Amis du CFNM, le Japon est un pays pour vous. Si la femme a été longtemps rabaissé, c’est peut-être le changement qui amène les hommes à fantasmer sur une femme qui prend les choses en main, si on peut dire, où les rôles seraient totalement inversés. Mais que dans un film, pas dans la réalité, hein !

Il existe des dizaines de vidéos où un homme, si possible chétif et timide, un peu moche, faiblement membré, se retrouve aux prise avec quatre, cinq ou une dizaine de femmes qui lui font subir tous les outrages. Les spécialités locales s’appellent tekoki (avec la main), ou tekoki fera (avec la main et la bouche). Le tekoki se combine très bien avec la blouse blanche, d’ailleurs.
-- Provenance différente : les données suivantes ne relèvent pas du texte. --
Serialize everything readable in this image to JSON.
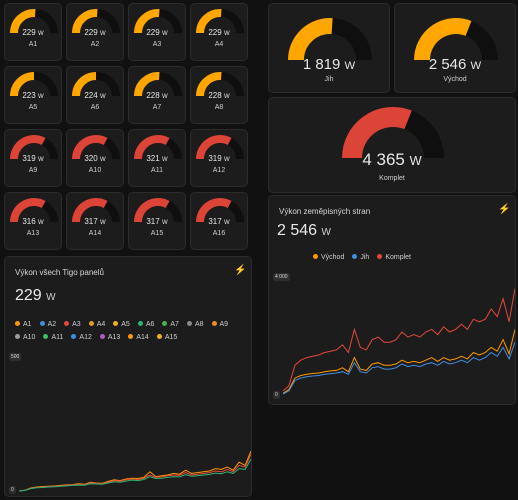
{
  "panels": [
    {
      "label": "A1",
      "value": "229",
      "unit": "W",
      "fraction": 0.52,
      "color": "#ffa600"
    },
    {
      "label": "A2",
      "value": "229",
      "unit": "W",
      "fraction": 0.52,
      "color": "#ffa600"
    },
    {
      "label": "A3",
      "value": "229",
      "unit": "W",
      "fraction": 0.52,
      "color": "#ffa600"
    },
    {
      "label": "A4",
      "value": "229",
      "unit": "W",
      "fraction": 0.52,
      "color": "#ffa600"
    },
    {
      "label": "A5",
      "value": "223",
      "unit": "W",
      "fraction": 0.5,
      "color": "#ffa600"
    },
    {
      "label": "A6",
      "value": "224",
      "unit": "W",
      "fraction": 0.5,
      "color": "#ffa600"
    },
    {
      "label": "A7",
      "value": "228",
      "unit": "W",
      "fraction": 0.52,
      "color": "#ffa600"
    },
    {
      "label": "A8",
      "value": "228",
      "unit": "W",
      "fraction": 0.52,
      "color": "#ffa600"
    },
    {
      "label": "A9",
      "value": "319",
      "unit": "W",
      "fraction": 0.66,
      "color": "#db4437"
    },
    {
      "label": "A10",
      "value": "320",
      "unit": "W",
      "fraction": 0.66,
      "color": "#db4437"
    },
    {
      "label": "A11",
      "value": "321",
      "unit": "W",
      "fraction": 0.66,
      "color": "#db4437"
    },
    {
      "label": "A12",
      "value": "319",
      "unit": "W",
      "fraction": 0.66,
      "color": "#db4437"
    },
    {
      "label": "A13",
      "value": "316",
      "unit": "W",
      "fraction": 0.66,
      "color": "#db4437"
    },
    {
      "label": "A14",
      "value": "317",
      "unit": "W",
      "fraction": 0.66,
      "color": "#db4437"
    },
    {
      "label": "A15",
      "value": "317",
      "unit": "W",
      "fraction": 0.66,
      "color": "#db4437"
    },
    {
      "label": "A16",
      "value": "317",
      "unit": "W",
      "fraction": 0.66,
      "color": "#db4437"
    }
  ],
  "summary": {
    "jih": {
      "label": "Jih",
      "value": "1 819",
      "unit": "W",
      "fraction": 0.52,
      "color": "#ffa600"
    },
    "vychod": {
      "label": "Východ",
      "value": "2 546",
      "unit": "W",
      "fraction": 0.62,
      "color": "#ffa600"
    },
    "komplet": {
      "label": "Komplet",
      "value": "4 365",
      "unit": "W",
      "fraction": 0.62,
      "color": "#db4437"
    }
  },
  "chart_tigo": {
    "title": "Výkon všech Tigo panelů",
    "value": "229",
    "unit": "W",
    "bolt_icon": "lightning-bolt-icon",
    "y_axis_chip": "500",
    "y_zero_chip": "0",
    "legend": [
      {
        "name": "A1",
        "color": "#ff9800"
      },
      {
        "name": "A2",
        "color": "#3f8fe0"
      },
      {
        "name": "A3",
        "color": "#e5483b"
      },
      {
        "name": "A4",
        "color": "#d9a02a"
      },
      {
        "name": "A5",
        "color": "#f2b01e"
      },
      {
        "name": "A6",
        "color": "#2bb673"
      },
      {
        "name": "A7",
        "color": "#4caf50"
      },
      {
        "name": "A8",
        "color": "#8a8a8a"
      },
      {
        "name": "A9",
        "color": "#f08a24"
      },
      {
        "name": "A10",
        "color": "#9e9e9e"
      },
      {
        "name": "A11",
        "color": "#3ebd6c"
      },
      {
        "name": "A12",
        "color": "#3f8fe0"
      },
      {
        "name": "A13",
        "color": "#b05cc4"
      },
      {
        "name": "A14",
        "color": "#ff9800"
      },
      {
        "name": "A15",
        "color": "#f2b01e"
      }
    ]
  },
  "chart_directions": {
    "title": "Výkon zeměpisných stran",
    "value": "2 546",
    "unit": "W",
    "bolt_icon": "lightning-bolt-icon",
    "y_axis_chip": "4 000",
    "y_zero_chip": "0",
    "legend": [
      {
        "name": "Východ",
        "color": "#ff9800"
      },
      {
        "name": "Jih",
        "color": "#3f8fe0"
      },
      {
        "name": "Komplet",
        "color": "#e5483b"
      }
    ]
  },
  "chart_data": [
    {
      "type": "line",
      "title": "Výkon všech Tigo panelů",
      "ylim": [
        0,
        700
      ],
      "x": [
        0,
        1,
        2,
        3,
        4,
        5,
        6,
        7,
        8,
        9,
        10,
        11,
        12,
        13,
        14,
        15,
        16,
        17,
        18,
        19,
        20,
        21,
        22,
        23,
        24,
        25,
        26,
        27,
        28,
        29,
        30,
        31,
        32,
        33,
        34,
        35,
        36,
        37,
        38,
        39
      ],
      "series": [
        {
          "name": "A1",
          "color": "#ff9800",
          "values": [
            0,
            5,
            20,
            25,
            28,
            30,
            32,
            35,
            38,
            40,
            45,
            42,
            55,
            50,
            48,
            60,
            70,
            65,
            75,
            80,
            78,
            85,
            120,
            90,
            95,
            100,
            110,
            105,
            130,
            110,
            115,
            120,
            125,
            140,
            135,
            150,
            130,
            180,
            160,
            250
          ]
        },
        {
          "name": "A9",
          "color": "#e5483b",
          "values": [
            0,
            5,
            18,
            22,
            25,
            28,
            30,
            32,
            35,
            38,
            40,
            40,
            50,
            48,
            45,
            55,
            65,
            62,
            70,
            75,
            72,
            80,
            100,
            85,
            88,
            95,
            100,
            98,
            115,
            100,
            105,
            110,
            115,
            125,
            120,
            135,
            120,
            160,
            150,
            230
          ]
        },
        {
          "name": "A6",
          "color": "#2bb673",
          "values": [
            0,
            4,
            15,
            20,
            22,
            25,
            27,
            30,
            32,
            35,
            37,
            36,
            45,
            44,
            42,
            50,
            58,
            55,
            62,
            68,
            65,
            72,
            90,
            78,
            80,
            85,
            90,
            88,
            102,
            92,
            95,
            100,
            104,
            112,
            108,
            120,
            110,
            140,
            135,
            200
          ]
        }
      ]
    },
    {
      "type": "line",
      "title": "Výkon zeměpisných stran",
      "ylim": [
        0,
        5000
      ],
      "x": [
        0,
        1,
        2,
        3,
        4,
        5,
        6,
        7,
        8,
        9,
        10,
        11,
        12,
        13,
        14,
        15,
        16,
        17,
        18,
        19,
        20,
        21,
        22,
        23,
        24,
        25,
        26,
        27,
        28,
        29,
        30,
        31,
        32,
        33,
        34,
        35,
        36,
        37,
        38,
        39
      ],
      "series": [
        {
          "name": "Komplet",
          "color": "#e5483b",
          "values": [
            200,
            400,
            1200,
            1400,
            1500,
            1550,
            1600,
            1700,
            1750,
            1800,
            2000,
            1700,
            2600,
            1900,
            1800,
            2200,
            2300,
            2100,
            2100,
            2200,
            2500,
            2300,
            2400,
            2300,
            2500,
            2600,
            2400,
            2700,
            2500,
            2600,
            2800,
            2600,
            3000,
            2900,
            3000,
            3400,
            3100,
            3800,
            2900,
            4200
          ]
        },
        {
          "name": "Východ",
          "color": "#ff9800",
          "values": [
            100,
            250,
            700,
            800,
            850,
            880,
            900,
            950,
            980,
            1000,
            1100,
            950,
            1500,
            1050,
            1000,
            1250,
            1300,
            1200,
            1200,
            1250,
            1400,
            1300,
            1350,
            1300,
            1400,
            1500,
            1350,
            1500,
            1400,
            1450,
            1550,
            1450,
            1700,
            1600,
            1700,
            1900,
            1750,
            2200,
            1650,
            2600
          ]
        },
        {
          "name": "Jih",
          "color": "#3f8fe0",
          "values": [
            80,
            200,
            600,
            700,
            750,
            780,
            800,
            850,
            870,
            900,
            950,
            850,
            1300,
            950,
            900,
            1100,
            1150,
            1050,
            1050,
            1100,
            1250,
            1150,
            1200,
            1150,
            1250,
            1300,
            1200,
            1350,
            1250,
            1300,
            1400,
            1300,
            1500,
            1400,
            1500,
            1700,
            1550,
            1900,
            1450,
            2100
          ]
        }
      ]
    }
  ]
}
J’ai bien entendu garder le meilleur pour la fin, une vidéo qui combine un peu tous les trucs bizarres et qui donne au final un film porno-sito-scato-sous-marin, rien que ça. Ca commence sur la plage où l’homme enfile à des jeunes femmes des bananes et des aubergines. Un modèle local de mini-aubergine, ne craignez rien. Les scènes de sexe sous l’eau, c’est assez joli. Mention spéciale à la production qui fournit des images claires et nettes. Pour des raisons évidentes de manque d’oxygène, il y est très difficile de pratiquer cunnilingus ou fellation. Il faut se dépêcher (n’est pas Jacques Mayol qui veut), ce qui donne lieu à des situations cocasses. Aucune contre-indication pour la sodomie par contre.
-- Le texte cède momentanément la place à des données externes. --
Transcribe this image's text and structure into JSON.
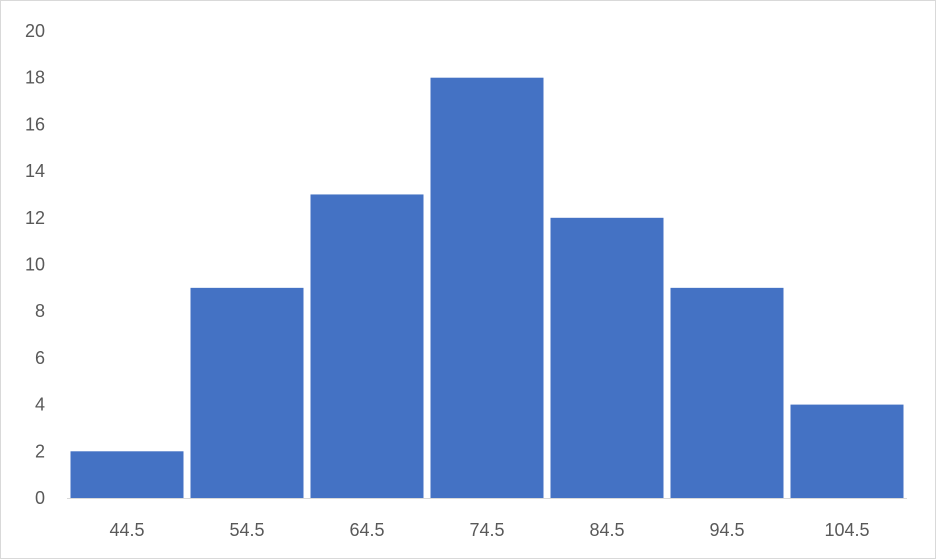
{
  "chart_data": {
    "type": "bar",
    "title": "",
    "xlabel": "",
    "ylabel": "",
    "categories": [
      "44.5",
      "54.5",
      "64.5",
      "74.5",
      "84.5",
      "94.5",
      "104.5"
    ],
    "values": [
      2,
      9,
      13,
      18,
      12,
      9,
      4
    ],
    "ylim": [
      0,
      20
    ],
    "yticks": [
      "0",
      "2",
      "4",
      "6",
      "8",
      "10",
      "12",
      "14",
      "16",
      "18",
      "20"
    ],
    "grid": false,
    "legend": "none",
    "bar_color": "#4472C4",
    "axis_color": "#d9d9d9",
    "label_color": "#595959"
  }
}
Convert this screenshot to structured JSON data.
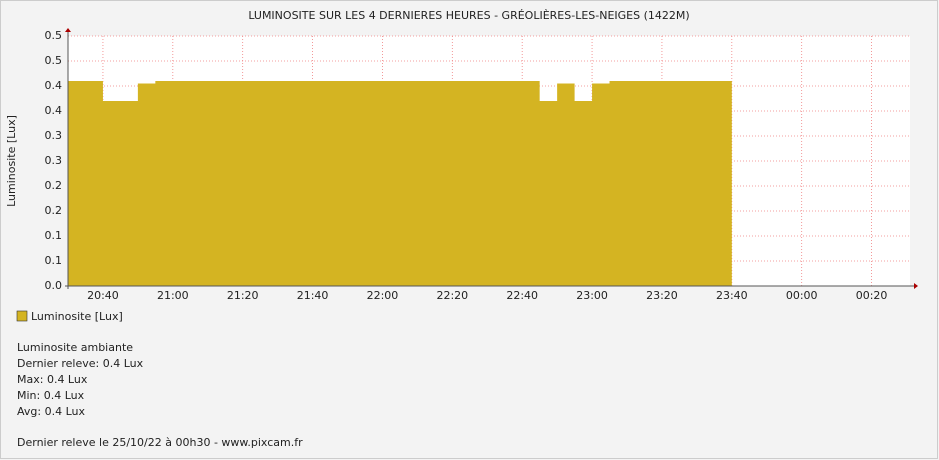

Et si l’on peut tout faire à quelques mètres de profondeur, pourquoi ne pas déféquer dans les abysses et faire chier les coraux ? La demoiselle se lâche en gros plan et libère ses étrons qui vont flotter au gré des courants. Le réalisateur croit bon d’illustrer ces magnifiques images par le beau danube bleu de Strauss, comme dans un 2001 odyssée de l’espace où l’on aurait remplacé le monolithe spatial par des crottes en apnée. C’est très distingué. L’homme finit par éjaculer dans l’eau également, donnant ainsi une idée de la vie sexuelle et muette des poissons.

Le Japon réserve encore bien d’autres aspects plus ou moins ragoûtants : le bukkake qui vise à couvrir une femme de litres de sperme, le fétichisme de la culotte blanche, le bondage qui semble plus lié à l’art érotique qu’à la pornographie. Mais ce sera pour une prochaine fois.